С того дня она больше стала бывать на улице. Подолгу сидела на крыльце, смотрела вдаль, где в хрустальном воздухе дымился зеленью лес; свежий ветерок подымал золотые облачка в ольховнике у реки; ходила по просыхающим дорожкам вокруг дома, смотрела на отступавшую воду, черно-блестящего скворца на дереве у ручья. Обратившись к солнцу, к живой весенней голубизне, трепыхаясь, дрожа всем телом, радостно славил он наступавший день. Марья видела теперь в этом нечто другое, чем прежде; теперь она смотрела на него не со стороны, а изнутри – глазами своей души, каким-то непонятным образом слившейся с этим скворцом.

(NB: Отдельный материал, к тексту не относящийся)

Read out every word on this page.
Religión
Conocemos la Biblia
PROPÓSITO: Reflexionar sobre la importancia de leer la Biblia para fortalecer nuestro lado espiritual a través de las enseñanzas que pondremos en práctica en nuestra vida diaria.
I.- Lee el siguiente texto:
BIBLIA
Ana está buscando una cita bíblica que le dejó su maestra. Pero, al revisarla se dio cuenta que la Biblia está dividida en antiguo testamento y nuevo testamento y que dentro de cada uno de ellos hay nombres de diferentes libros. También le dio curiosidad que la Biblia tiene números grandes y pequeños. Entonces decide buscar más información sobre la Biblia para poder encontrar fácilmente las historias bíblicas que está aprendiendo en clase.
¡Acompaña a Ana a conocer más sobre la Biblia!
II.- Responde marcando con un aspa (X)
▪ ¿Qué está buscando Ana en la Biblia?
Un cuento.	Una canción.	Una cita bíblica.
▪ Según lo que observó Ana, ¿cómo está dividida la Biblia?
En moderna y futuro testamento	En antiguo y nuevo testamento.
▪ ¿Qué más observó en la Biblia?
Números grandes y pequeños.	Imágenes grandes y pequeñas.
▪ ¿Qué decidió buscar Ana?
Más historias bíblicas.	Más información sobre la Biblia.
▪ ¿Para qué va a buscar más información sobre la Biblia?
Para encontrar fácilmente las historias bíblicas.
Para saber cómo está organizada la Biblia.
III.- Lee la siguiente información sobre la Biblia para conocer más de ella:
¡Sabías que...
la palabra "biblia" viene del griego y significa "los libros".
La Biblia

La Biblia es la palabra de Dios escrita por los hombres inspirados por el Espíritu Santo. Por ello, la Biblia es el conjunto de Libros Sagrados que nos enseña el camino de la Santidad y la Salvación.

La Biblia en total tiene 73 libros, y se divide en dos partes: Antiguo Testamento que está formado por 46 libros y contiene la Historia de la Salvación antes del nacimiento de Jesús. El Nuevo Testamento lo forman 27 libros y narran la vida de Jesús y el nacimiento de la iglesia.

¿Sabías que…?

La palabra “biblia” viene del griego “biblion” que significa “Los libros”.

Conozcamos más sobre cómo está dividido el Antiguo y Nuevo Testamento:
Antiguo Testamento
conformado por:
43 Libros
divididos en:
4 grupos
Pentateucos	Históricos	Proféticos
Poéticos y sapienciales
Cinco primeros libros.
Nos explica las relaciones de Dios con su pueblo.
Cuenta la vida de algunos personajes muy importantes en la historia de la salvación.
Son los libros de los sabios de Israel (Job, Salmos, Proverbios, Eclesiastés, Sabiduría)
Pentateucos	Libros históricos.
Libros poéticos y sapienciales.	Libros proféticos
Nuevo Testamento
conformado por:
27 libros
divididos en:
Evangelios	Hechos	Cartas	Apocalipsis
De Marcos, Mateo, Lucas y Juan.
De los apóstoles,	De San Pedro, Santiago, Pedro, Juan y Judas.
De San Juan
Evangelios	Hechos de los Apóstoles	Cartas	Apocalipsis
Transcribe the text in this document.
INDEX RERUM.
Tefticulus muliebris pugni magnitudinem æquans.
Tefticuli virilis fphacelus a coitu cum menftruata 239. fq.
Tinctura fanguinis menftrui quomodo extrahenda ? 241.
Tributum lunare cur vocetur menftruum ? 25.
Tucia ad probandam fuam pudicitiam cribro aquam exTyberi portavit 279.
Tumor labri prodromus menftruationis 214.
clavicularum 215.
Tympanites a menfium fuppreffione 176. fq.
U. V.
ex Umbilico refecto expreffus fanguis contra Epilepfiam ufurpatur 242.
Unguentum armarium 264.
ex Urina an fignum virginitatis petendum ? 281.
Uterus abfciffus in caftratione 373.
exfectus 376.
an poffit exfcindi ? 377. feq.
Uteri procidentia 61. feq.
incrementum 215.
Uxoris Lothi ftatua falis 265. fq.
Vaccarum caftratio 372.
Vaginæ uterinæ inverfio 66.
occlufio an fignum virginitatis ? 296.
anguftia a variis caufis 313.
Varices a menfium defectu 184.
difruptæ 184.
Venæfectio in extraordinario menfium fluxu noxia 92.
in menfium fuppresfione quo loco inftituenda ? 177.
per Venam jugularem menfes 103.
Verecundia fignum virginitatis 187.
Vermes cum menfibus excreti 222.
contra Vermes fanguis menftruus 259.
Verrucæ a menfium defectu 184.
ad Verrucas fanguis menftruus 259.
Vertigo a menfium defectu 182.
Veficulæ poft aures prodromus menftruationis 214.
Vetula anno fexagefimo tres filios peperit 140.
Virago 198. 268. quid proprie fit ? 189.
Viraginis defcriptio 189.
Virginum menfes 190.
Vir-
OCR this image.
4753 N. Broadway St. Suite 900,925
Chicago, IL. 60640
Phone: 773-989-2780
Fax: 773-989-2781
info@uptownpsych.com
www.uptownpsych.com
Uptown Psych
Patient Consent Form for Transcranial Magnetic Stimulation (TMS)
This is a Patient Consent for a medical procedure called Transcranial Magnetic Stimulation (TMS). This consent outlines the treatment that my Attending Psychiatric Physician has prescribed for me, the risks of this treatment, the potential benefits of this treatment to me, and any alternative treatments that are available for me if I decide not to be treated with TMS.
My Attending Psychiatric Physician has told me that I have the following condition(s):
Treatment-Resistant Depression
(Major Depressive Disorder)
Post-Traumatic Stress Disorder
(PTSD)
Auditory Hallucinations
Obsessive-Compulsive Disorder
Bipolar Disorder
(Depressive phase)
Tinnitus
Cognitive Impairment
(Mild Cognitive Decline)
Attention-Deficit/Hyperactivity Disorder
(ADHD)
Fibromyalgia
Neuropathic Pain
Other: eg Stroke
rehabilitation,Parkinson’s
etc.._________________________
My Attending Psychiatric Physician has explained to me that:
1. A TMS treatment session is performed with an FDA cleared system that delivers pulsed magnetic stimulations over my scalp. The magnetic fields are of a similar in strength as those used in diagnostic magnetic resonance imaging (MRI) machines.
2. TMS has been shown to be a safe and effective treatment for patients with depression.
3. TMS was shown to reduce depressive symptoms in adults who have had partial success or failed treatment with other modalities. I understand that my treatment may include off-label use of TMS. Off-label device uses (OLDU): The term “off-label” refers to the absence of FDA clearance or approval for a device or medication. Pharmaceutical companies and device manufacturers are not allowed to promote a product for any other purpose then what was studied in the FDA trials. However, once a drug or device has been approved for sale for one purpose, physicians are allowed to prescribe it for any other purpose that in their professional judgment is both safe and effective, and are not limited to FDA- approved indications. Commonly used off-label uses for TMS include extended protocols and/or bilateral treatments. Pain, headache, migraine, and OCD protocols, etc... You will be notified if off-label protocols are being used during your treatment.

Она видела вместе с ним полыхающее море света, слепящий диск восходящего солнца, блеск косого света над зеленеющим лесом, ощущала себя одним существом с этой птицей, и от этого ей становилось радостно и хорошо тоже.

Так прошло лето, наступила осень, жизнь Марьи понемногу укладывалась в новый, незнакомый ей раньше порядок без хлопотных забот о своих близких, семейной суеты, радостей, огорчений, а вместо этого образовалась огромная, оглушающая пустота – непривычная, гнетущая.

В один из сентябрьских дней Староселье посетил старый мельник Егор Лукьянов. В тридцатом году он был раскулачен и вместе с семьей – женой и двумя взрослыми сыновьями увезен неизвестно куда. С тех пор о них не было слуху.

Старый дом мельника, сгоревший в войну, стоял как раз напротив Антипова, через реку, на вершине оврага; плотинный ручей огибал Марьину усадьбу. Они были соседями, а жена мельника Клавдия была ее задушевной подругой.

Уже смеркалось, когда Егор Лукьянов постучал в дверь.

Не дождавшись ответа, отворил и, пригнувшись в невысоком проеме, вошел.

– Дома ли хозяйка? – спросил он, распрямляясь, прямо глядя на Марью; сидя на табурете, она растапливала печь.

Услышав его голос, она удивленно вскинула голову, некоторое время всматривалась: крупное осунувшееся лицо, мясистый нос, широко поставленные глаза, темные свисающие усы.

– Егор Тимофеич, ты?! – поднимаясь, Марья машинально положила полено на стол.

– Я, Маня, я, здравствуй, дорогая соседка, – он подошел, они обнялись.

Они долго глядели друг на друга, не говоря ни слова, потом Марья сникла, понурилась, лицо ее сморщилось, губы дрогнули. Она медленно подняла на него глаза.